19.03.2022
Flucht ist kein Verbrechen
Heute ist der internationale Tag gegen Rassismus. DIE LINKE Schleswig-Holstein ruft heute um 13:30 auf zur Kundgebung am Abschiebegefängnis Glückstadt. Ich wollte dort eine Rede halten, aber meine Covid-19-Infektion hält mich hier fest.
Dies ist die Rede, die ich gern gehalten hätte:
„Sage mir, was für Einrichtungen du baust, und ich sage dir, wer du bist.
Das Abschiebegefängnis von Glückstadt ist umgeben von einer sechs Meter hohen Mauer.
Hinter dieser sechs Meter hohen Mauer, die mit NATO-Draht befestigt ist, werden Menschen eingesperrt, deren einziges Vergehen es ist, dass sie versucht haben, hier zu leben. Junge Menschen, ältere Menschen – nicht einmal Familien sind davon ausgenommen. Sie werden hier bis zu eineinhalb Jahre eingesperrt.
Ich habe mal gegoogelt, wofür man achtzehn Monate ins Gefängnis kommt: Da war ein Dealer, der gewerbsmäßig mit Ecstasy gehandelt hat und ein Mann, der gewerbsmäßigen Betrug, Untreue und Urkundenfälschung begangen hat. Ein Landeshauptmann der FPÖ, der gegen Bestechung einem russischen Investor die österreichische Staatsbürgerschaft verschafft hat. Diese Vergehen sind achtzehn Monate Haft wert.
Oder eben Migration.
Um unerwünschte Migration zu verhindern werden immer wieder monströse Anstrengungen unternommen. Die Europäische Union hat Hunderte von Kilometern Außengrenzen mit Stacheldraht und Zäunen gesichert, zuletzt an der Grenze von Polen nach Belarus. Die Berliner Mauer hatte gute 3,60 Meter und einen Todesstreifen. Trumps Mauer hat etwa neun Meter.
Um südamerikanische Migrantinnen und Migranten abzuwehren, hat man ihnen unter Trump die Kinder an der Grenze weggenommen und sie in Lagern im ganzen Land verteilt. Die Bilder von Kindern in Käfigen gingen um die Welt. Nicht alle Familien konnten wieder zusammengeführt werden. Die Landesregierung ist humaner. In dieser Einrichtung dürfen Familien komplett weggesperrt werden. Kann sich jemand vorstellen, was es für ein Kind bedeutet, achtzehn Monate in einem Hochsicherheitsgefängnis zu leben?
Was diese Anlage noch widerwärtiger macht, als sie es ohnehin ist, ist das Label ‚Wohnen minus Freiheit‘. Es stammt aus dem Wörterbuch des Unmenschen, orwellscher ‚Neusprech‘.
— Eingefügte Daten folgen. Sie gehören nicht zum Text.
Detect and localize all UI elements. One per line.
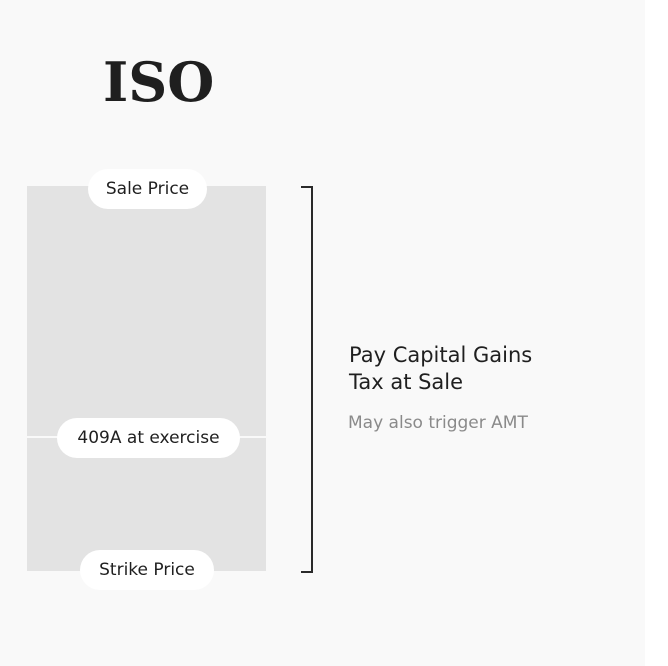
capital-gains-line-1: Pay Capital Gains	[349, 343, 533, 367]
range-bracket	[301, 186, 313, 573]
capital-gains-line-2: Tax at Sale	[349, 370, 464, 394]
strike-price-label: Strike Price	[80, 550, 214, 590]
capital-gains-heading: Pay Capital Gains Tax at Sale	[349, 342, 532, 396]
409a-at-exercise-label: 409A at exercise	[57, 418, 240, 458]
price-range-bar	[27, 186, 266, 571]
sale-price-text: Sale Price	[105, 179, 190, 199]
409a-at-exercise-text: 409A at exercise	[77, 428, 220, 448]
strike-price-text: Strike Price	[99, 560, 195, 580]
diagram-title: ISO	[103, 50, 215, 114]
amt-note: May also trigger AMT	[348, 413, 528, 433]
diagram-canvas: ISO Sale Price 409A at exercise Strike P…	[0, 0, 645, 666]
bracket-path	[301, 186, 313, 573]
sale-price-label: Sale Price	[88, 169, 207, 209]
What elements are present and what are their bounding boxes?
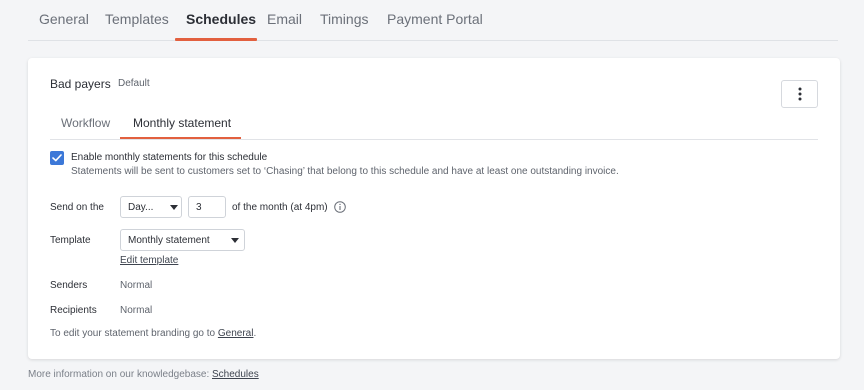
schedules-kb-link[interactable]: Schedules	[212, 369, 259, 380]
tabs-divider	[28, 40, 838, 41]
settings-tabs: General Templates Schedules Email Timing…	[0, 0, 864, 42]
active-subtab-indicator	[120, 137, 241, 139]
tab-email[interactable]: Email	[267, 11, 302, 27]
tab-schedules[interactable]: Schedules	[186, 11, 256, 27]
of-month-text: of the month (at 4pm)	[232, 202, 328, 213]
subtab-workflow[interactable]: Workflow	[61, 116, 110, 130]
tab-payment-portal[interactable]: Payment Portal	[387, 11, 483, 27]
template-select[interactable]: Monthly statement	[120, 229, 245, 251]
send-on-label: Send on the	[50, 202, 104, 213]
schedule-menu-button[interactable]	[781, 80, 818, 108]
day-select-value: Day...	[128, 202, 154, 213]
schedule-card: Bad payers Default Workflow Monthly stat…	[28, 58, 840, 359]
branding-note: To edit your statement branding go to Ge…	[50, 328, 256, 339]
default-badge: Default	[118, 78, 150, 89]
knowledgebase-note: More information on our knowledgebase: S…	[28, 369, 259, 380]
day-number-input[interactable]	[188, 196, 226, 218]
tab-templates[interactable]: Templates	[105, 11, 169, 27]
enable-statements-label: Enable monthly statements for this sched…	[71, 152, 268, 163]
enable-statements-checkbox[interactable]	[50, 151, 64, 165]
knowledgebase-note-text: More information on our knowledgebase:	[28, 369, 212, 380]
day-select[interactable]: Day...	[120, 196, 182, 218]
recipients-value: Normal	[120, 305, 153, 316]
senders-label: Senders	[50, 280, 88, 291]
general-settings-link[interactable]: General	[218, 328, 254, 339]
active-tab-indicator	[175, 38, 257, 41]
chevron-down-icon	[231, 238, 239, 243]
subtab-monthly-statement[interactable]: Monthly statement	[133, 116, 231, 130]
info-icon[interactable]	[334, 201, 346, 213]
template-label: Template	[50, 235, 91, 246]
branding-note-text: To edit your statement branding go to	[50, 328, 218, 339]
recipients-label: Recipients	[50, 305, 97, 316]
tab-general[interactable]: General	[39, 11, 89, 27]
schedule-name: Bad payers	[50, 77, 111, 91]
checkmark-icon	[52, 154, 62, 162]
chevron-down-icon	[170, 205, 178, 210]
branding-note-end: .	[253, 328, 257, 339]
enable-statements-description: Statements will be sent to customers set…	[71, 166, 619, 177]
edit-template-link[interactable]: Edit template	[120, 255, 178, 266]
subtabs-divider	[50, 139, 818, 140]
tab-timings[interactable]: Timings	[320, 11, 369, 27]
senders-value: Normal	[120, 280, 153, 291]
kebab-menu-icon	[798, 87, 801, 101]
template-select-value: Monthly statement	[128, 235, 210, 246]
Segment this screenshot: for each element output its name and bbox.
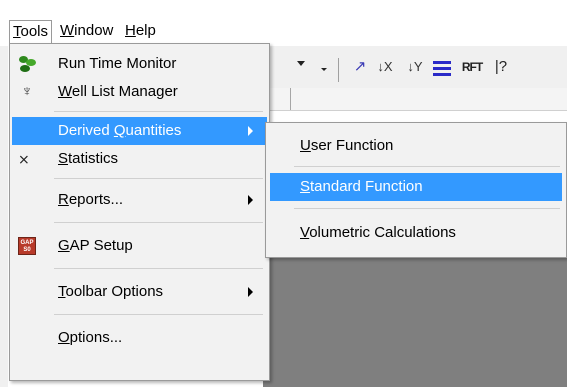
menu-item-run-time-monitor[interactable]: Run Time Monitor	[12, 50, 267, 78]
menu-item-standard-function[interactable]: Standard Function	[270, 173, 562, 201]
submenu-arrow-icon	[248, 287, 253, 297]
menu-item-options[interactable]: Options...	[12, 324, 267, 352]
panel-header	[263, 88, 567, 111]
menu-separator	[54, 111, 263, 112]
well-list-icon: ♆	[21, 83, 33, 100]
menu-tools[interactable]: Tools	[9, 20, 53, 44]
submenu-arrow-icon	[248, 195, 253, 205]
menu-window[interactable]: Window	[56, 20, 117, 44]
gap-icon: GAP S0	[18, 237, 36, 255]
menu-separator	[54, 314, 263, 315]
menu-help[interactable]: Help	[121, 20, 160, 44]
menu-item-gap-setup[interactable]: GAP S0 GAP Setup	[12, 232, 267, 260]
derived-quantities-submenu: User Function Standard Function Volumetr…	[265, 122, 567, 258]
small-dropdown-arrow-icon[interactable]	[321, 68, 327, 71]
chart-toolbar: ↗ ↓X ↓Y RFT |?	[263, 46, 567, 89]
add-x-axis-icon[interactable]: ↗	[348, 54, 372, 80]
toolbar-separator	[338, 58, 339, 82]
menu-item-user-function[interactable]: User Function	[270, 132, 562, 160]
menu-item-reports[interactable]: Reports...	[12, 186, 267, 214]
statistics-icon: ⨯	[18, 151, 30, 167]
menu-separator	[54, 222, 263, 223]
menu-separator	[294, 208, 560, 209]
menu-item-toolbar-options[interactable]: Toolbar Options	[12, 278, 267, 306]
run-time-monitor-icon	[18, 55, 36, 73]
menu-item-volumetric-calculations[interactable]: Volumetric Calculations	[270, 219, 562, 247]
rft-icon[interactable]: RFT	[459, 54, 485, 80]
app-screen: ↗ ↓X ↓Y RFT |? Tools Window Help Run Tim…	[0, 0, 567, 387]
menu-separator	[294, 166, 560, 167]
lines-icon[interactable]	[431, 58, 453, 84]
remove-x-icon[interactable]: ↓X	[373, 54, 397, 80]
tools-menu: Run Time Monitor ♆ Well List Manager Der…	[9, 43, 270, 381]
remove-y-icon[interactable]: ↓Y	[403, 54, 427, 80]
menu-bar: Tools Window Help	[0, 0, 567, 46]
submenu-arrow-icon	[248, 126, 253, 136]
menu-item-well-list-manager[interactable]: ♆ Well List Manager	[12, 78, 267, 106]
menu-item-derived-quantities[interactable]: Derived Quantities	[12, 117, 267, 145]
menu-item-statistics[interactable]: ⨯ Statistics	[12, 145, 267, 173]
help-cursor-icon[interactable]: |?	[491, 54, 511, 80]
dropdown-arrow-icon[interactable]	[297, 61, 305, 66]
panel-divider	[290, 88, 291, 110]
window-edge	[0, 46, 8, 387]
menu-separator	[54, 178, 263, 179]
menu-separator	[54, 268, 263, 269]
Sage mir, was für Einrichtungen du baust, und ich sage dir, wer du bist.
Ich habe mir mal angesehen, was sich bei den die Landesregierung tragenden Parteien zum Thema findet. Die CDU bekennt sich zu ’starkem Schutz der europäischen Außengrenzen‘ und begründet damit den Bau des Abschiebeknasts. Auch FDP macht sich ehrlich und fordert ‚konsequente Rückführung, wenn weder akuter Schutz nach Kriterien des Asylrechts noch Kriterien des Zuwanderungsrechts erfüllt werden.‘
Bei den GRÜNEN heißt es hingegen: ‚Wir wollen Pushbacks und das Leid an den Außengrenzen beenden.‘ Aber auch: ‚Jamaika setzt die richtigen Schwerpunkte.‘
Wer solche Einrichtungen baut, holt die Außengrenze tief ins Inland. Hier findet kein illegaler ‚Pushback‘ statt, sondern ein legaler, ordentlicher Vorgang. Er führt unschuldige Migrantinnen und Migranten in einen Innenhof mit Stacheldraht, eine mehrmonatige Haft und eine anschließende Abschiebung. ‚Jamaika setzt die richtigen Schwerpunkte.‘ Man kann das so sehen.
Sage mir, was für Einrichtungen du baust, und ich sage dir, wer du bist.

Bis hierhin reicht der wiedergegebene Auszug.